Matthew J. Barbour
Name: Matthew J. Barbour
Location: Bernalillo, New Mexico.
Favorite Novels: Exquisite Corpse by Poppy Z. Brite, Ghoul by Brian Keene, I am Legend by Richard Matheson, The Road by Cormac McCarthy, and World War Z by Max Brooks.
Favorite Authors: Poppy Z. Brite, Brian Keene, Jack Ketchum, Joe R. Lansdale, and Edward Lee.
Favorite Quote: “I came here to chew bubblegum and kick ass and I’m all out of bubblegum.” Roddy Piper, They Live.
Full Bio: Matthew J. Barbour holds BA (2002) and MA (2010) degrees in Anthropology from the University of New Mexico and has worked for the New Mexico Department of Cultural Affairs since 2002. Most of this time has been spent with the Office of Archaeological Studies, where he headed a number of large-scale archaeological excavation and survey projects throughout New Mexico but mostly in and around the cities of Deming and Santa Fe. Currently, he is the Manager of Jemez Historic Site (Giusewa Pueblo/San Jose de los Jemez Mission) in Jemez Springs. Matt’s research interests are varied, ranging from the impacts of colonialism on indigenous populations to urban expansion during the Prohibition and Depression Eras. He has published more than 100 nonfiction articles and monographs on the archaeology and history of the American Southwest. Matt is a regular contributor to several local newspapers and regional magazines. In 2012, and then again in 2014, he was awarded the City of Santa Fe Heritage Preservation Award for Excellence in Archaeology.

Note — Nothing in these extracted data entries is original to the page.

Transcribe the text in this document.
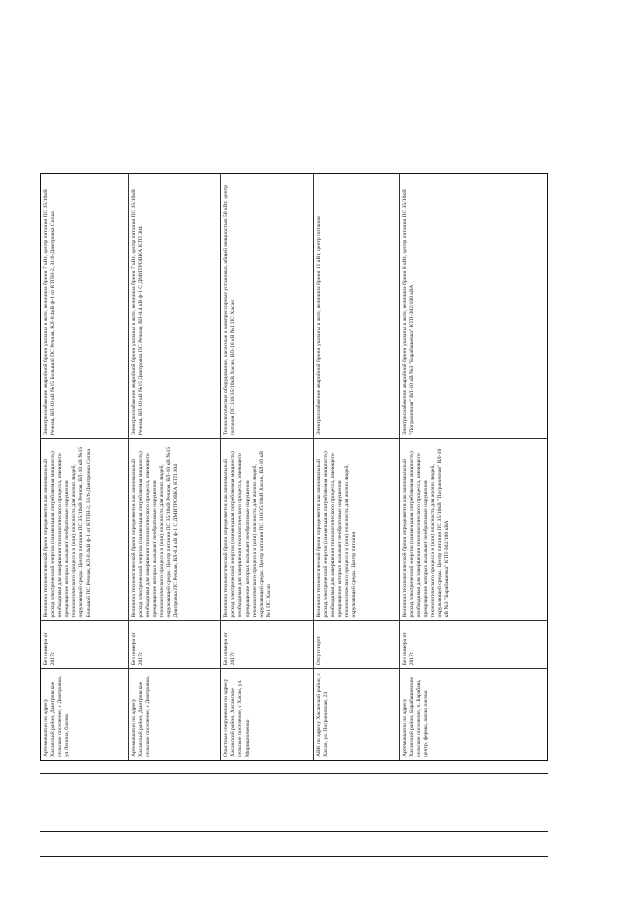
Артемовкатно по адресу Хасанский район, Дмитровское сельское поселение, с Дмитровка, ул Ленина, близко
Без номера от 2017г
Величина технологической брони определяется как минимальный расход электрической энергии (наименьшая потребляемая мощность) необходимая для завершения технологического процесса, имеющего прекращение которых вызывает необратимые нарушения технологического процесса и (или) опасность для жизни людей, окружающей среды. Центр питания ПС 35/10кВ Речная, ВЛ-10 кВ №15 Большой ПС Речная, КЛ-0.4кВ ф-1 от КТПН-2, 31/6-Дмитровка Сипка
Электроснабжение аварийной брони указаны в акте, величина брони 7 кВт, центр питания ПС 35/10кВ Речная, ВЛ-10 кВ №15 Большой ПС Речная, КЛ-0.4кВ ф-1 от КТПН-2, 31/6-Дмитровка Сипка
Артемовкатно по адресу Хасанский район, Дмитровское сельское поселение, с Дмитровка,
Без номера от 2017г
Величина технологической брони определяется как минимальный расход электрической энергии (наименьшая потребляемая мощность) необходимая для завершения технологического процесса, имеющего прекращение которых вызывает необратимые нарушения технологического процесса и (или) опасность для жизни людей, окружающей среды. Центр питания ПС 35/10кВ Речная, ВЛ-10 кВ №15 Дмитровка ПС Речная, ВЛ-0.4 кВ ф-1 С ДМИТРОВКА КТП 304
Электроснабжение аварийной брони указаны в акте, величина брони 7 кВт, центр питания ПС 35/10кВ Речная, ВЛ-10 кВ №15 Дмитровка ПС Речная, ВЛ-0.4 кВ ф-1 С ДМИТРОВКА КТП 304
Очистные сооружения по адресу Хасанский район, Хасанское сельское поселение, с Хасан, ул. Мирошниченко
Без номера от 2017г
Величина технологической брони определяется как минимальный расход электрической энергии (наименьшая потребляемая мощность) необходимая для завершения технологического процесса, имеющего прекращение которых вызывает необратимые нарушения технологического процесса и (или) опасность для жизни людей, окружающей среды. Центр питания ПС 110/35/10кВ Хасан, ВЛ-10 кВ №1 ПС Хасан
Технологическое оборудование, насосные и компрессорные установки, общей мощностью 50 кВт, центр питания ПС 110/35/10кВ Хасан, ВЛ-10 кВ №1 ПС Хасан
АВК по адресу Хасанский район, с Хасан, ул. Пограничная, 23
Отсутствует
Величина технологической брони определяется как минимальный расход электрической энергии (наименьшая потребляемая мощность) необходимая для завершения технологического процесса, имеющего прекращение которых вызывает необратимые нарушения технологического процесса и (или) опасность для жизни людей, окружающей среды. Центр питания
Электроснабжение аварийной брони указаны в акте, величина брони 11 кВт, центр питания
Артемовкатно по адресу Хасанский район, Барабашевское сельское поселение, п. Барабаш, центр, фермы, около пасеки
Без номера от 2017г
Величина технологической брони определяется как минимальный расход электрической энергии (наименьшая потребляемая мощность) необходимая для завершения технологического процесса, имеющего прекращение которых вызывает необратимые нарушения технологического процесса и (или) опасность для жизни людей, окружающей среды. Центр питания ПС 35/10кВ "Пограничная" ВЛ-10 кВ №3 "Барабашевка" КТП-302/100 кВА
Электроснабжение аварийной брони указаны в акте, величина брони 8 кВт, центр питания ПС 35/10кВ "Пограничная" ВЛ-10 кВ №3 "Барабашевка" КТП-302/100 кВА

Mr. Barbour also writes a variety speculative fiction from his home in Bernalillo, New Mexico. He shares this abode with his wife and three children. A purveyor of “splatterpunk” horror, “grimdark” fantasy, “weird west” science fiction, children’s literature and erotica, his writing has appeared in the Dog Tags and Camouflage anthology edited by Kayci Morgan, New Realm magazine, and The Western Online, among many other places. Many of the tales feature the dramatic and haunting landscapes of the American Southwest where the author was raised.